Yeniçeri ve sipahiden kalma canlı türkülerimizden beri bu kadar samimî bir güfte, bu kadar savletli bir beste vatanın havasında dolaşmamıştır diyebiliriz.”

Üç sayfalık yazısını bir çırpıda okudum.

Türkü de yazı da enfesti…

Türküler ekseriyetle anonim, halka ait eserler olsalar da onların yöreleri, derlendikleri kaynakları olur. «Eğil Dağlar» hakkındaki bu soruyu Yahya Kemal cevapsız bırakıyordu:

“Ah bu türkü! Yirmi dört sene evvel hangi şehirden, hangi köyden, hangi kulübeden birdenbire aksetti? Türküleri daima şen olan İzmir’den mi? Daima kahramanca olan Aydın’dan mı? Yoksa daima bağrı yanık olan Edirne’den mi? Nereden?

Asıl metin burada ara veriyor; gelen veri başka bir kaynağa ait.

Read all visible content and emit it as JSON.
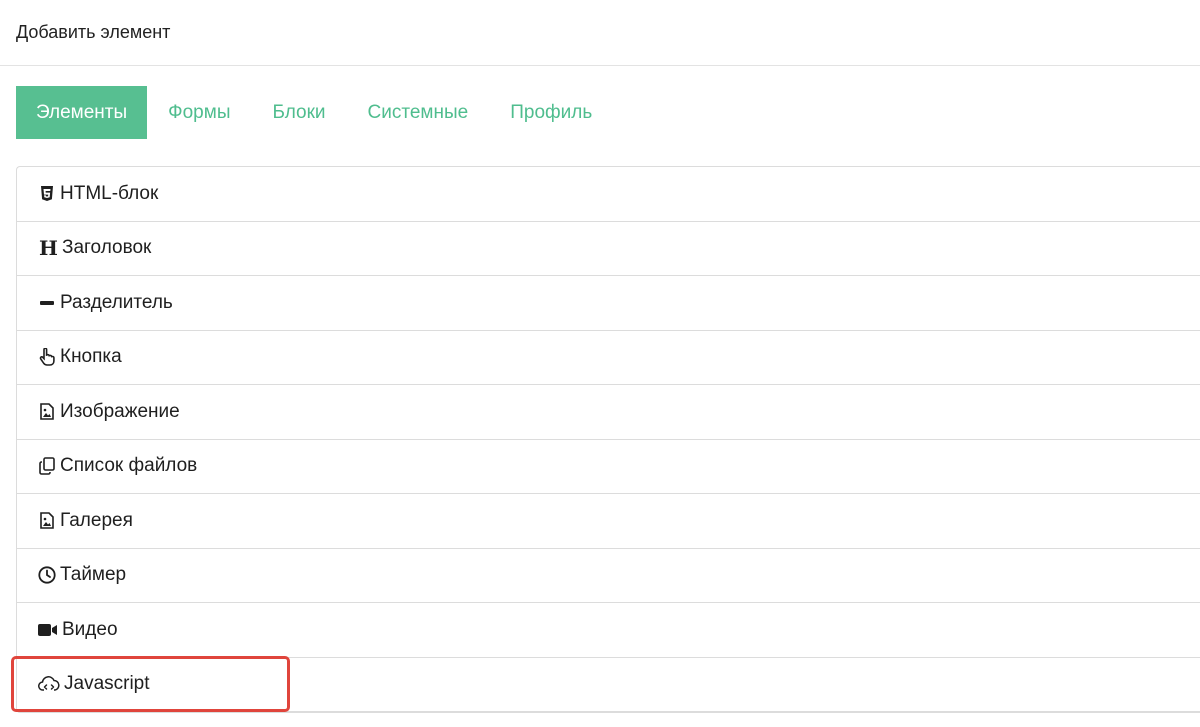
{
  "header": {
    "title": "Добавить элемент"
  },
  "tabs": [
    {
      "label": "Элементы",
      "active": true
    },
    {
      "label": "Формы",
      "active": false
    },
    {
      "label": "Блоки",
      "active": false
    },
    {
      "label": "Системные",
      "active": false
    },
    {
      "label": "Профиль",
      "active": false
    }
  ],
  "elements": [
    {
      "label": "HTML-блок",
      "icon": "html5-icon"
    },
    {
      "label": "Заголовок",
      "icon": "heading-icon"
    },
    {
      "label": "Разделитель",
      "icon": "minus-icon"
    },
    {
      "label": "Кнопка",
      "icon": "hand-pointer-icon"
    },
    {
      "label": "Изображение",
      "icon": "file-image-icon"
    },
    {
      "label": "Список файлов",
      "icon": "copy-icon"
    },
    {
      "label": "Галерея",
      "icon": "file-image-icon"
    },
    {
      "label": "Таймер",
      "icon": "clock-icon"
    },
    {
      "label": "Видео",
      "icon": "video-camera-icon"
    },
    {
      "label": "Javascript",
      "icon": "cloud-code-icon"
    }
  ],
  "colors": {
    "accent": "#57bf91",
    "tab_text": "#4fbd8e",
    "highlight": "#e0453c"
  }
}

Güftesinin üslûbu gibi, bestesinin zevkinin de nereden çıktığı belli değil; her türkünün iklimi şivesinden az-çok belli olur, bunun menşei Rumeli midir? Anadolu mu anlaşılamıyor, o kadar millî!’’1

Bu türkü gerçekten neredendi? Araştırdım birkaç metne ve yoruma rast geldim.

Yüz yılı aşan bu türkü için birçok kaynakta Çankırı yöresi gösteriliyordu! Ilgazlı bir fert olarak göğsüm kabardı, gözlerim doldu. Anadolu’muzun güzîde türkülerinden bir türkü daha geldi bağdaş kurdu beynimde.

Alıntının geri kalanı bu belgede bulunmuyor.